With a pair of comfortable shoes and just a little bit of nerve, a trip up the 217-step winding staircase of "Old Barney" is well worth the 10-15-minute climb. The view from the top is spectacular, with breathtaking Island Beach State Park to the north, the 18 miles of Long Beach Island to the south and a bird's-eye view of Barnegat Inlet from every angle! This handsome 165-foot red and white tower, which was used as a lookout tower during WW I, was restored to its original splendor in 1988 and remains a symbol of the state's proud maritime heritage. The original 40-foot lighthouse was built in 1835 to mark a hazardous shoal as well as the fortieth parallel, a point crucial to transatlantic navigation. Its beehive-shaped Fresnel lens can be viewed at the nearby Barnegat Lighthouse Museum. Six feet in diameter, the 12-foot-high lens is formed from 1,024 separate prisms mounted in bronze fittings.
Twin Lights of Navesink
With its unique twin tower design, the lighthouse towers 250 feet above Sandy Hook Bay, on one of the highest points along the coast. Twin Lights is where the United States' first Fresnel lens was located. Guglielmo Marconi demonstrated the first practical use of the wireless telegraph from Navesink in 1899; the first lamps to be fueled by kerosene were used here in 1883. In 1898, it was one of the first electrically lit seacoast lighthouses in the country. The present day brownstone double lighthouses were built in 1862 on the site of the original 1828 Navesink Lighthouses. Decommissioned in 1949, the handsome building today houses a museum of lighthouse and lifesaving station artifacts, offering films and slide shows. Spectacular views are available from atop the medieval-style towers.

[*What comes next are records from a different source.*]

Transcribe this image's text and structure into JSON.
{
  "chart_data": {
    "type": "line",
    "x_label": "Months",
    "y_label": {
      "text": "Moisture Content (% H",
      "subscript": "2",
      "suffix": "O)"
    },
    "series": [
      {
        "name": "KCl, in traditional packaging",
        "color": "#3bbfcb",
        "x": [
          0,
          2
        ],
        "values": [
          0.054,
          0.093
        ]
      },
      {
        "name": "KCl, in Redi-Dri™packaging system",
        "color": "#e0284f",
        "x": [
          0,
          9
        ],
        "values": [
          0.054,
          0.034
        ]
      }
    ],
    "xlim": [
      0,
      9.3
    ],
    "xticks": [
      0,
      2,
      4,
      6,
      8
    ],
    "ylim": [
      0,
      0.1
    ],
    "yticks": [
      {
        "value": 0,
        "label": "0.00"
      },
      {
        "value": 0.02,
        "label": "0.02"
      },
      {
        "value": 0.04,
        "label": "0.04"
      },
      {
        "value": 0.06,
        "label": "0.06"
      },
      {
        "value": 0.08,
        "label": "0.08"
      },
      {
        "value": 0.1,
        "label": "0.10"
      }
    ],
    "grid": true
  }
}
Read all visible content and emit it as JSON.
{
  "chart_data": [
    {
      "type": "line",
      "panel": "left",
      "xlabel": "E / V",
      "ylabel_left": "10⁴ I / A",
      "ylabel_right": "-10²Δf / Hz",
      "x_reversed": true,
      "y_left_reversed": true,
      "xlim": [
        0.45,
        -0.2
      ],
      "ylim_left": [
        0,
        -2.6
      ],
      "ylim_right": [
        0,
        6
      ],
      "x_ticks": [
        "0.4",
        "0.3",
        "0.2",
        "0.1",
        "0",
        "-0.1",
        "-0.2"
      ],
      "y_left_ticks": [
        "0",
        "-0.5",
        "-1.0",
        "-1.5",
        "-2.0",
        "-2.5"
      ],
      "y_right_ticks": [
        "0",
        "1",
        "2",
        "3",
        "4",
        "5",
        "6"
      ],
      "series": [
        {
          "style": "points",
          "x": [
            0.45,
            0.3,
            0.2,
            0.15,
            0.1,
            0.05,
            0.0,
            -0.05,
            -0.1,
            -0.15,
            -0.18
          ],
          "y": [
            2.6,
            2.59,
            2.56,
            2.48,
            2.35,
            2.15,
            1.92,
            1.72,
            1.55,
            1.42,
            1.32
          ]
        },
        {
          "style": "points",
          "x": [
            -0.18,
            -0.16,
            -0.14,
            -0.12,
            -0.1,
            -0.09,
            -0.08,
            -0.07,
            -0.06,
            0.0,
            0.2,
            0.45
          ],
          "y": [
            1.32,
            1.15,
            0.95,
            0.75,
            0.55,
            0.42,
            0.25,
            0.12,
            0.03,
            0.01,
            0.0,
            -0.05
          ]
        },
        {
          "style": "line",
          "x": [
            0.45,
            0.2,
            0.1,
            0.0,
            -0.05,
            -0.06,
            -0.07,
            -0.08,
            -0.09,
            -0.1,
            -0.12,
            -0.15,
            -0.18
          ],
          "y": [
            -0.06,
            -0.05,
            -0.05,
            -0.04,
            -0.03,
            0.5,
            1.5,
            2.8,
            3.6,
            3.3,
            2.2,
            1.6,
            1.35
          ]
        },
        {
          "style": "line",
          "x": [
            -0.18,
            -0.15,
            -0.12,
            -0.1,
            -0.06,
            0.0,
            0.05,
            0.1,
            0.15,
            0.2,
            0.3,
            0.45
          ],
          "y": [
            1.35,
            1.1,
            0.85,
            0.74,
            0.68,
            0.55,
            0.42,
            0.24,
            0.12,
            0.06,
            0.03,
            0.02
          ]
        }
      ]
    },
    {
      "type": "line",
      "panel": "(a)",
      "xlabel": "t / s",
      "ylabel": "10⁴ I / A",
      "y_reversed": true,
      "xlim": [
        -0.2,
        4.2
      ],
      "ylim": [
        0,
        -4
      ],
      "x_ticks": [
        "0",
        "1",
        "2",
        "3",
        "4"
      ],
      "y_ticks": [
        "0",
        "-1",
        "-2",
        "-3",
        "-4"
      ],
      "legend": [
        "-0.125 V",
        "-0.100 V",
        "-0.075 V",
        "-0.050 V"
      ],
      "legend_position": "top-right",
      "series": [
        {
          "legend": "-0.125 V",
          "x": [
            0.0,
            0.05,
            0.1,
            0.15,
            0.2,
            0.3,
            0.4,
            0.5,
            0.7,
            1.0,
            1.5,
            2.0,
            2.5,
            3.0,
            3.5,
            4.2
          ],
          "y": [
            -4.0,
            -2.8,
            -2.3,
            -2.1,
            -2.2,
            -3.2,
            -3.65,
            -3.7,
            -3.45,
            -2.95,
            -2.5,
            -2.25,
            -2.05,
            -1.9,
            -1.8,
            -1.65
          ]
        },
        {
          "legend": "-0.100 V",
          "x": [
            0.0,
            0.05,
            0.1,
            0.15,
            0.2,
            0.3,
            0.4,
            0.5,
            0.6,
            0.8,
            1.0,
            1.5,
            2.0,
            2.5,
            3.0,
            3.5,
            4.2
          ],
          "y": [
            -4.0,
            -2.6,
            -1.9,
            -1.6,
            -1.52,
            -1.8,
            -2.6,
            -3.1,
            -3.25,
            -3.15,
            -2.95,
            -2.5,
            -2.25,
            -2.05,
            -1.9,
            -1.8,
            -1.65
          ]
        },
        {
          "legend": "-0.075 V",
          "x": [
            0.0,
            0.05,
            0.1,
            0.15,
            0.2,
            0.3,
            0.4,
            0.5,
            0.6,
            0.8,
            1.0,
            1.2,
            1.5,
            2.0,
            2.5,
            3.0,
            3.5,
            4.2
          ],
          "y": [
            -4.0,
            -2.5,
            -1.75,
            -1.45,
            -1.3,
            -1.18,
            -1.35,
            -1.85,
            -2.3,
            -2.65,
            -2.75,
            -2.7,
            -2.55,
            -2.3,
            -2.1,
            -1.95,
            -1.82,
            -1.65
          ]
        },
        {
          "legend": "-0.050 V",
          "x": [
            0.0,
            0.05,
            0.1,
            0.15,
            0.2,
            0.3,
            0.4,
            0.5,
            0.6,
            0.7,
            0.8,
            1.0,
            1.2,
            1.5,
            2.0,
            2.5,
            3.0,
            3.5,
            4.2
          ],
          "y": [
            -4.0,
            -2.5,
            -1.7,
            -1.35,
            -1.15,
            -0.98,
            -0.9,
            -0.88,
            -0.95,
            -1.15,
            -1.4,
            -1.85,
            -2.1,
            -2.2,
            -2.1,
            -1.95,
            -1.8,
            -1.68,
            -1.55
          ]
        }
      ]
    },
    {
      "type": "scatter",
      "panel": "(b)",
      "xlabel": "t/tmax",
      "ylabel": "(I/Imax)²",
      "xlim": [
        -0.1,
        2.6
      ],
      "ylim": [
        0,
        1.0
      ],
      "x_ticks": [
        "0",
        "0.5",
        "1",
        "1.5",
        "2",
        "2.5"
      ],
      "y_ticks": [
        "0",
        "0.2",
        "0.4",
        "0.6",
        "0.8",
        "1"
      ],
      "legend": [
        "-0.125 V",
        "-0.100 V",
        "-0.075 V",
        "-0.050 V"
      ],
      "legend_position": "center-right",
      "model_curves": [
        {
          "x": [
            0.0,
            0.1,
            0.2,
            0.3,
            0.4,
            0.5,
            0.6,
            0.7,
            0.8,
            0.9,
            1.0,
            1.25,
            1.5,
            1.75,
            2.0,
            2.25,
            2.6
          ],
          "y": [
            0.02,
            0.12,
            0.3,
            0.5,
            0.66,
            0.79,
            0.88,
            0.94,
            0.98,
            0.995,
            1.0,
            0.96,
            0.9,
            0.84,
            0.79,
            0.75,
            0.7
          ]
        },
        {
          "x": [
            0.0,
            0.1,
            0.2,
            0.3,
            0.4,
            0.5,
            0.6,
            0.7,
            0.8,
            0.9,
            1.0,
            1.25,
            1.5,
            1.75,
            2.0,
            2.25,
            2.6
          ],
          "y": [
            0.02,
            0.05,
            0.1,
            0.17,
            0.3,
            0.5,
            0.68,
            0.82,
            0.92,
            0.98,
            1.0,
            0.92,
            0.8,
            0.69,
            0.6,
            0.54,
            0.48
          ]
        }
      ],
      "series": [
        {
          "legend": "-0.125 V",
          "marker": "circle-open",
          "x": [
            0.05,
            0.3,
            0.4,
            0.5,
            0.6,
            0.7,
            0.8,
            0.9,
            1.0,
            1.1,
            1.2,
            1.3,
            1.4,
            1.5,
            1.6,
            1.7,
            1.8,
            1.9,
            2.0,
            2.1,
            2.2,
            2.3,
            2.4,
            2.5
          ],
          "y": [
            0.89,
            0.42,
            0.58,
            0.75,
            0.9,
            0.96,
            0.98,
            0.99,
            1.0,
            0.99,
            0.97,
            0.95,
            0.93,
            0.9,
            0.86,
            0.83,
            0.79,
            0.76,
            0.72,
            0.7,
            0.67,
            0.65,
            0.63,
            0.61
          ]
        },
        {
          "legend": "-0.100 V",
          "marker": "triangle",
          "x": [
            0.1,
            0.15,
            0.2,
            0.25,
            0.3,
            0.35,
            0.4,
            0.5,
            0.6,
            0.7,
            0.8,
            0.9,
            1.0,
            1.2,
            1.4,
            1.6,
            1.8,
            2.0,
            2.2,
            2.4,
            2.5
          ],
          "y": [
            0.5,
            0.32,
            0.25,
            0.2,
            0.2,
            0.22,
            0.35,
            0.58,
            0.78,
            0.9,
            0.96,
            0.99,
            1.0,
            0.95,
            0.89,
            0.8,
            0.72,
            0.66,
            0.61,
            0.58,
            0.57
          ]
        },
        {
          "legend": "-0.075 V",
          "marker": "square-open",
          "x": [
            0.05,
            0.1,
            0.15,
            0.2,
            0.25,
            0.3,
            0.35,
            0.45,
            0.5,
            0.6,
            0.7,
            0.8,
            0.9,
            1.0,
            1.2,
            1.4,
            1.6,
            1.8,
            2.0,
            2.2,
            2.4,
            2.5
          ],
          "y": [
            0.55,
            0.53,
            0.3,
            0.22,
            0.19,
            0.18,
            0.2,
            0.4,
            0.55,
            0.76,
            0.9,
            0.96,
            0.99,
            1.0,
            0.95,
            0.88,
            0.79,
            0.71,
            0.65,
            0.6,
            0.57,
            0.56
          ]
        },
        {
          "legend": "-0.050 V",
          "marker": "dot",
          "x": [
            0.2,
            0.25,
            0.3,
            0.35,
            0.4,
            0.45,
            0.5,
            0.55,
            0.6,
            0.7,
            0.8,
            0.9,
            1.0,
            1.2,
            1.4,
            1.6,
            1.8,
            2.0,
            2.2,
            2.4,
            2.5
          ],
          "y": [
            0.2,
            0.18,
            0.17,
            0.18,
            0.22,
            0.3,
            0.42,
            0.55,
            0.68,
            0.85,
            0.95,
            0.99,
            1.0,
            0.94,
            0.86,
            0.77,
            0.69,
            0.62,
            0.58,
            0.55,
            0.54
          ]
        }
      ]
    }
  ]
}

Finns Point Rear Range Light
Originally constructed in Buffalo, New York and then moved here by train and mule-wagon, this unusual wrought-iron, open-frame, lighthouse was built at a cost of $1,200 in 1876. Standing 115 feet tall, it featured a 24-inch range lens with double wick burner and kerosene vapor lamp emitting 150,000 candlepower. Close by is Fort Mott State Park, a 104-acre waterfront park with buildings and gun emplacements from the Spanish-American War.
Tucker's Island Light
Tucker's Island Light is a re-creation of an Atlantic Ocean lighthouse that fell into the sea in 1927 after years of pounding surf and beach erosion. Originally erected in 1848, the re-created lighthouse now stands in the Tuckerton Seaport Village, serving as a maritime interpretive center. It houses exhibits telling the history of the U.S. Lifesaving Service, Barnegat Bay pirates and the bay itself. Tuckerton Seaport is a newly re-created working maritime village, celebrating the legacy of the Jersey Shore and is located on a 40-acre site adjacent to Tuckerton Creek.